Apple says its Shazam app has now officially surpassed over 100 billion song recognitions since it launched. To help put that into perspective:
- That’s equivalent to 12 songs identified for every person on Earth.
- A person would need to use Shazam to identify a song every second for 3,168 years to reach 100 billion.
- That’s more than 2,200x the number of identifications of Shazam’s top song ever, “Dance Monkey,” with over 45 million tags.
- Shazam Predictions 2023 alum Benson Boone’s “Beautiful Things” was the first track released this year to hit 10 million recognitions, and the fastest, doing so in 178 days. At that pace, it would take more than 4,800 years for it to hit 100 billion.
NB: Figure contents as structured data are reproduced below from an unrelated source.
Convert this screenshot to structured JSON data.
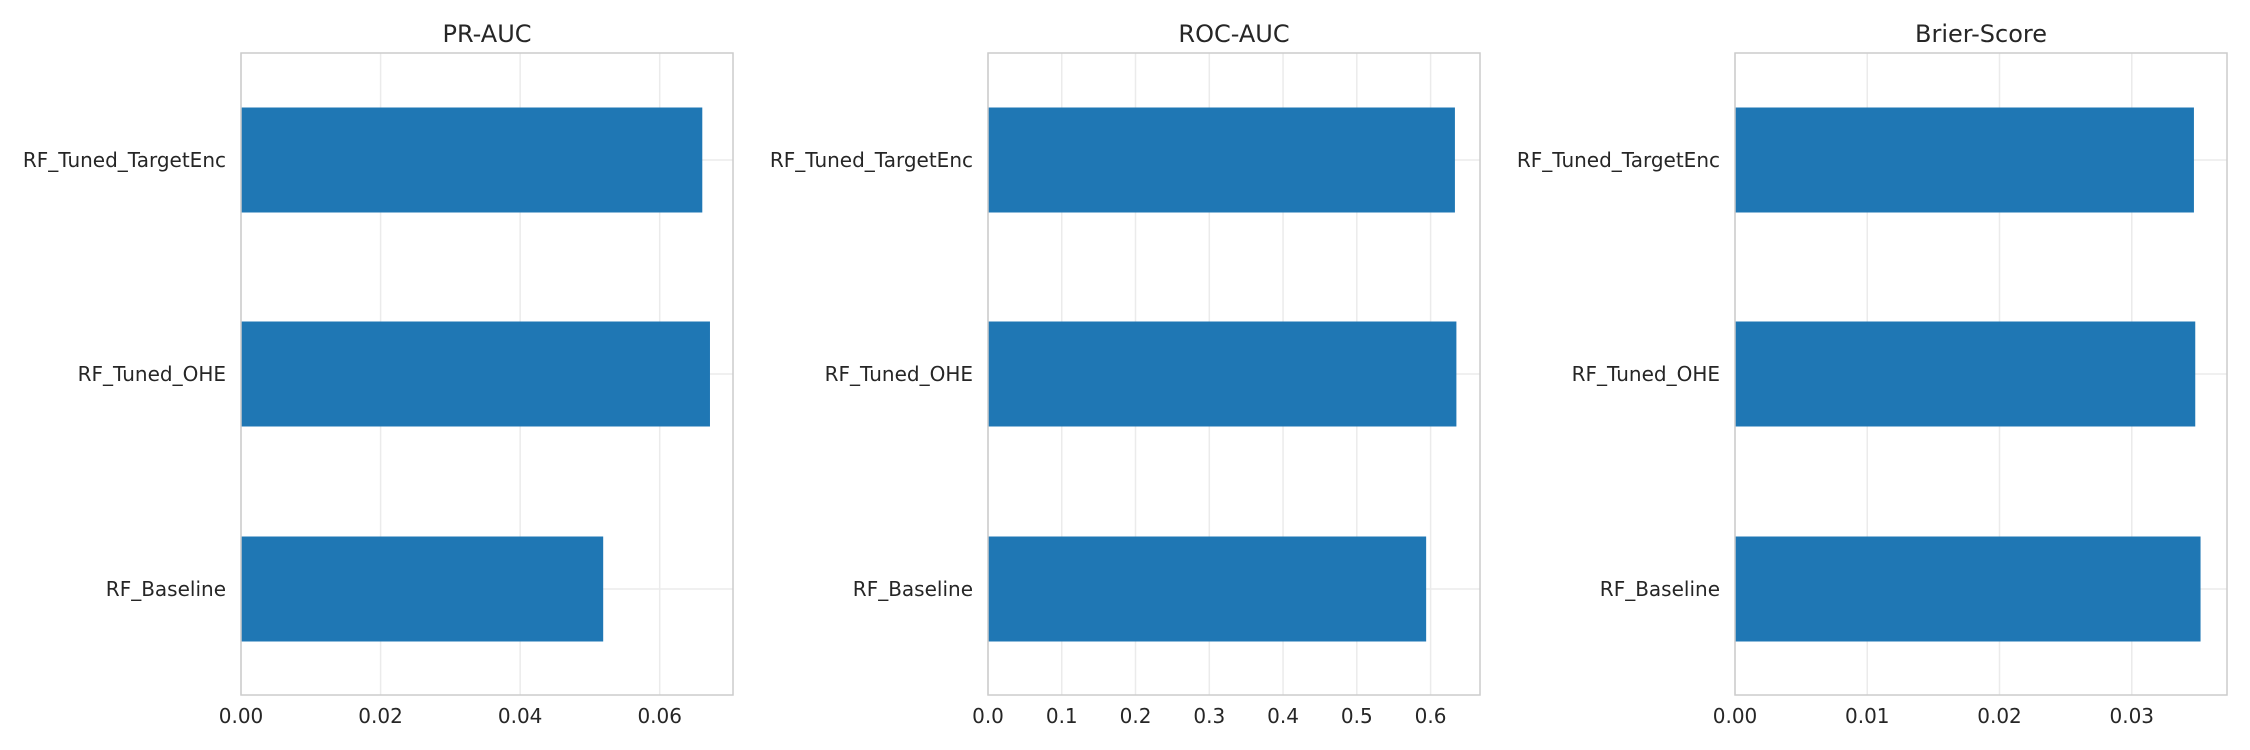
{
  "chart_data": [
    {
      "type": "bar",
      "orientation": "horizontal",
      "title": "PR-AUC",
      "categories": [
        "RF_Baseline",
        "RF_Tuned_OHE",
        "RF_Tuned_TargetEnc"
      ],
      "values": [
        0.0519,
        0.0672,
        0.0661
      ],
      "xlim": [
        0,
        0.0705
      ],
      "xticks": [
        0,
        0.02,
        0.04,
        0.06
      ],
      "xtick_labels": [
        "0.00",
        "0.02",
        "0.04",
        "0.06"
      ],
      "xlabel": "",
      "ylabel": "",
      "grid": true
    },
    {
      "type": "bar",
      "orientation": "horizontal",
      "title": "ROC-AUC",
      "categories": [
        "RF_Baseline",
        "RF_Tuned_OHE",
        "RF_Tuned_TargetEnc"
      ],
      "values": [
        0.594,
        0.635,
        0.633
      ],
      "xlim": [
        0,
        0.667
      ],
      "xticks": [
        0,
        0.1,
        0.2,
        0.3,
        0.4,
        0.5,
        0.6
      ],
      "xtick_labels": [
        "0.0",
        "0.1",
        "0.2",
        "0.3",
        "0.4",
        "0.5",
        "0.6"
      ],
      "xlabel": "",
      "ylabel": "",
      "grid": true
    },
    {
      "type": "bar",
      "orientation": "horizontal",
      "title": "Brier-Score",
      "categories": [
        "RF_Baseline",
        "RF_Tuned_OHE",
        "RF_Tuned_TargetEnc"
      ],
      "values": [
        0.0352,
        0.0348,
        0.0347
      ],
      "xlim": [
        0,
        0.0372
      ],
      "xticks": [
        0,
        0.01,
        0.02,
        0.03
      ],
      "xtick_labels": [
        "0.00",
        "0.01",
        "0.02",
        "0.03"
      ],
      "xlabel": "",
      "ylabel": "",
      "grid": true
    }
  ],
  "colors": {
    "bar": "#1f77b4",
    "grid": "#ebebeb",
    "axes": "#cccccc",
    "text": "#262626"
  }
}
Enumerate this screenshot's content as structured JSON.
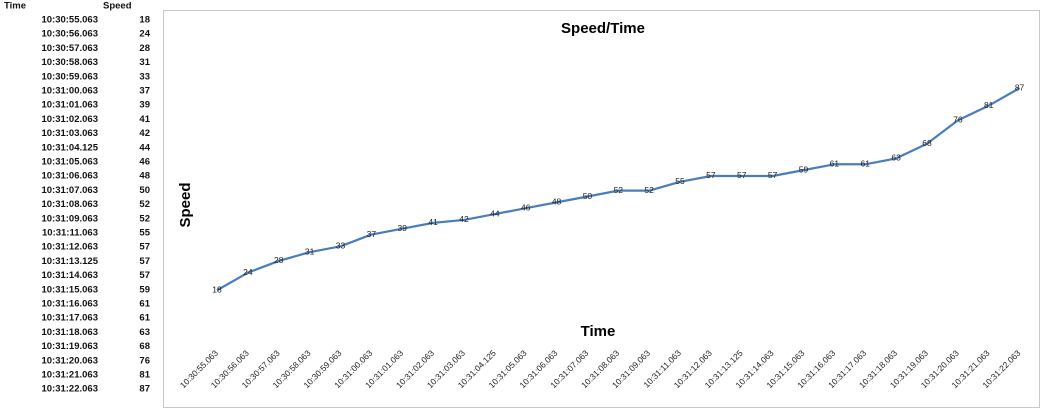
{
  "table": {
    "headers": [
      "Time",
      "Speed"
    ]
  },
  "chart_data": {
    "type": "line",
    "title": "Speed/Time",
    "x_label": "Time",
    "y_label": "Speed",
    "categories": [
      "10:30:55.063",
      "10:30:56.063",
      "10:30:57.063",
      "10:30:58.063",
      "10:30:59.063",
      "10:31:00.063",
      "10:31:01.063",
      "10:31:02.063",
      "10:31:03.063",
      "10:31:04.125",
      "10:31:05.063",
      "10:31:06.063",
      "10:31:07.063",
      "10:31:08.063",
      "10:31:09.063",
      "10:31:11.063",
      "10:31:12.063",
      "10:31:13.125",
      "10:31:14.063",
      "10:31:15.063",
      "10:31:16.063",
      "10:31:17.063",
      "10:31:18.063",
      "10:31:19.063",
      "10:31:20.063",
      "10:31:21.063",
      "10:31:22.063"
    ],
    "values": [
      18,
      24,
      28,
      31,
      33,
      37,
      39,
      41,
      42,
      44,
      46,
      48,
      50,
      52,
      52,
      55,
      57,
      57,
      57,
      59,
      61,
      61,
      63,
      68,
      76,
      81,
      87
    ],
    "color": "#4a7ebb",
    "ylim": [
      0,
      100
    ],
    "data_labels": true
  }
}
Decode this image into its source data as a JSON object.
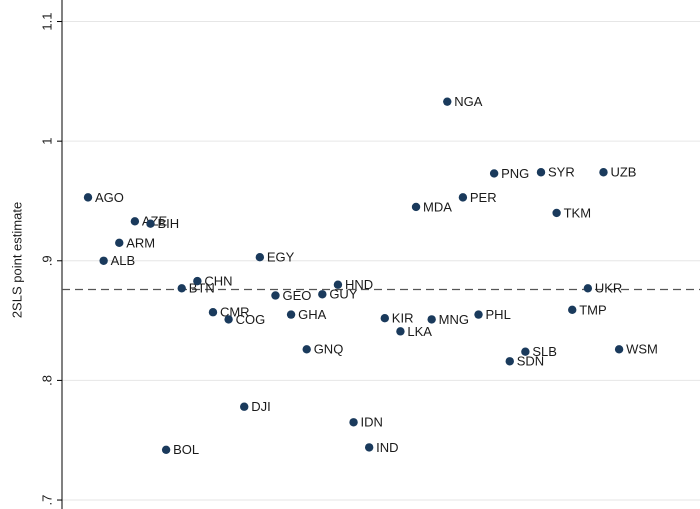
{
  "chart_data": {
    "type": "scatter",
    "y_label": "2SLS point estimate",
    "categories": [
      "AGO",
      "ALB",
      "ARM",
      "AZE",
      "BIH",
      "BOL",
      "BTN",
      "CHN",
      "CMR",
      "COG",
      "DJI",
      "EGY",
      "GEO",
      "GHA",
      "GNQ",
      "GUY",
      "HND",
      "IDN",
      "IND",
      "KIR",
      "LKA",
      "MDA",
      "MNG",
      "NGA",
      "PER",
      "PHL",
      "PNG",
      "SDN",
      "SLB",
      "SYR",
      "TKM",
      "TMP",
      "UKR",
      "UZB",
      "WSM"
    ],
    "values": [
      0.953,
      0.9,
      0.915,
      0.933,
      0.931,
      0.742,
      0.877,
      0.883,
      0.857,
      0.851,
      0.778,
      0.903,
      0.871,
      0.855,
      0.826,
      0.872,
      0.88,
      0.765,
      0.744,
      0.852,
      0.841,
      0.945,
      0.851,
      1.033,
      0.953,
      0.855,
      0.973,
      0.816,
      0.824,
      0.974,
      0.94,
      0.859,
      0.877,
      0.974,
      0.826
    ],
    "color": "#1a3a5c",
    "reference_line": 0.876,
    "ylim": [
      0.6925,
      1.118
    ],
    "yticks": [
      {
        "value": 0.7,
        "label": ".7"
      },
      {
        "value": 0.8,
        "label": ".8"
      },
      {
        "value": 0.9,
        "label": ".9"
      },
      1,
      1.1
    ],
    "grid": true
  }
}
Shazam launched in 2002 as an SMS service in the UK, and back then, music fans would dial 2580, hold up their phones to identify music, and receive the song name and artist via text message. Shazam’s following and influence continued to grow in the years that followed, but it was the 2008 debut of the App Store and introduction of Shazam’s iOS app that brought its music recognition technology to millions of users, says Oliver Schusser, Apple’s vice president of Apple Music and Beats. By the summer of 2011, Shazam had already recognized over one billion songs.
It’s available as a standalone app and as a built-in feature on the iPhone and iPad.